Viewers who find wheelchair rugby, aka ‘murderball’, too much of a departure from union may well prefer wheelchair rugby league, with rules like backward passing intact.

Brown’s younger brother Harry was the first to foray into sport, taking up wheelchair basketball aged 11. As Harry, who lost both legs to meningitis as a baby, tore up the court in his chair, Jack would sit idly in the stands.

One day, someone suggested Jack give it a go, too.

“That was the first time I realised I was allowed to, that it’s OK for me to be in a wheelchair, that’s alright,” said Brown. “We were the youngest ones there and we did everyone’s head in.
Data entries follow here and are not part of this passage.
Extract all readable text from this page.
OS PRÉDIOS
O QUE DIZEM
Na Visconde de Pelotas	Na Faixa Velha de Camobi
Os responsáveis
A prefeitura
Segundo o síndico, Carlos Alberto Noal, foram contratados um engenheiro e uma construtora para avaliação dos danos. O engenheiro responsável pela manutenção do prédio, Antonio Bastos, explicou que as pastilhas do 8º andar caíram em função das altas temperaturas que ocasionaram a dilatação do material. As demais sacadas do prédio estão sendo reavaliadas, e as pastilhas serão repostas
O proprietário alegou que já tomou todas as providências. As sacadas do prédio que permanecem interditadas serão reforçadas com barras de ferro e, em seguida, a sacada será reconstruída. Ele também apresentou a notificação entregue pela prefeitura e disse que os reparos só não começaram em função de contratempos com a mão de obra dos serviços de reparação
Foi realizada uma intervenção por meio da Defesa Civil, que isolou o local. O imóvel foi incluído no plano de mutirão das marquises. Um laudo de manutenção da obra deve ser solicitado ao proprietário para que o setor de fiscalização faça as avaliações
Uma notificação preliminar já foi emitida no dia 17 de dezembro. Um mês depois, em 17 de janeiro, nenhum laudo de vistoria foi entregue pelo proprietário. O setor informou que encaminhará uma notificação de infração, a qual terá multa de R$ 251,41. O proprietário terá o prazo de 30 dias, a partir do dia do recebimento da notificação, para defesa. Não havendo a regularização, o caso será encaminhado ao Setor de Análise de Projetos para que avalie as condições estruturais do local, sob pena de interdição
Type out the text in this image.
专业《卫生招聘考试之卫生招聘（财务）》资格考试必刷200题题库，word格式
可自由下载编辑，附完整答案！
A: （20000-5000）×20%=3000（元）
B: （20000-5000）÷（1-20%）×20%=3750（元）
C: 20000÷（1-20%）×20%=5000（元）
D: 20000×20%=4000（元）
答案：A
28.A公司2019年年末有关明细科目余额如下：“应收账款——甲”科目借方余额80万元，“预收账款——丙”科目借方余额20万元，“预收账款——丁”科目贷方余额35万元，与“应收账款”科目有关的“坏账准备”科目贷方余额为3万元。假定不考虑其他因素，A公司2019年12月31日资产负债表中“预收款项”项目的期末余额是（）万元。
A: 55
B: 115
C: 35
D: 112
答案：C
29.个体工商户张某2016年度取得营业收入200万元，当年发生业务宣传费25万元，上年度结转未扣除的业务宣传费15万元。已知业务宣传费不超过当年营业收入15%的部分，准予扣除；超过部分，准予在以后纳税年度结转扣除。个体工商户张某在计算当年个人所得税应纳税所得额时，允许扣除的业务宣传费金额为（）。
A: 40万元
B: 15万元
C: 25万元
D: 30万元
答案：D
The old folks didn’t like doing suicides (a training method) and things like that, and me and Harry would drop the ball on purpose so we could race each other.”

The man who initially proposed Jack join Harry was Malcolm Kielty, whose MBE-earning claims to relatively unsung fame include introducing seven-time Paralympic gold medal-winning wheelchair racer Hannah Cockroft to para sport.

He was also instrumental in bringing wheelchair rugby league, a fledging game in the early 2000s, to England and recruiting the Brown brothers to play an early tournament in France “in this sport no one has ever heard of”.

“We got absolutely annihilated by everybody, but we had the best time,” said Brown. “After that, it was just all in.”

All in for Jack, at least. Harry eventually chose the more lucrative wheelchair basketball life, and won his second Paralympic bronze for Great Britain last September.

This could be Jack’s time to shine.

England, ranked second in the world, will take on fourth-ranked Australia in their opening match at London’s Copper Box on November 3, with holders France facing Wales at the English Institute of Sport in Sheffield the following day.

This is the first time the men’s, women’s and wheelchair competitions will all be hosted under one World Cup umbrella. It is also the first time the wheelchair competition will offer prize money, something Brown agreed is “groundbreaking for the sport”.

And as for any sibling rivalry, Jack certainly would not mind being the Brown brother with a medal around his neck this time when everything wraps up on November 18 in Manchester.

“We definitely want to come back with some gold,” he added. “We’ve done all the hard work already. We’ve just got to get it done now.”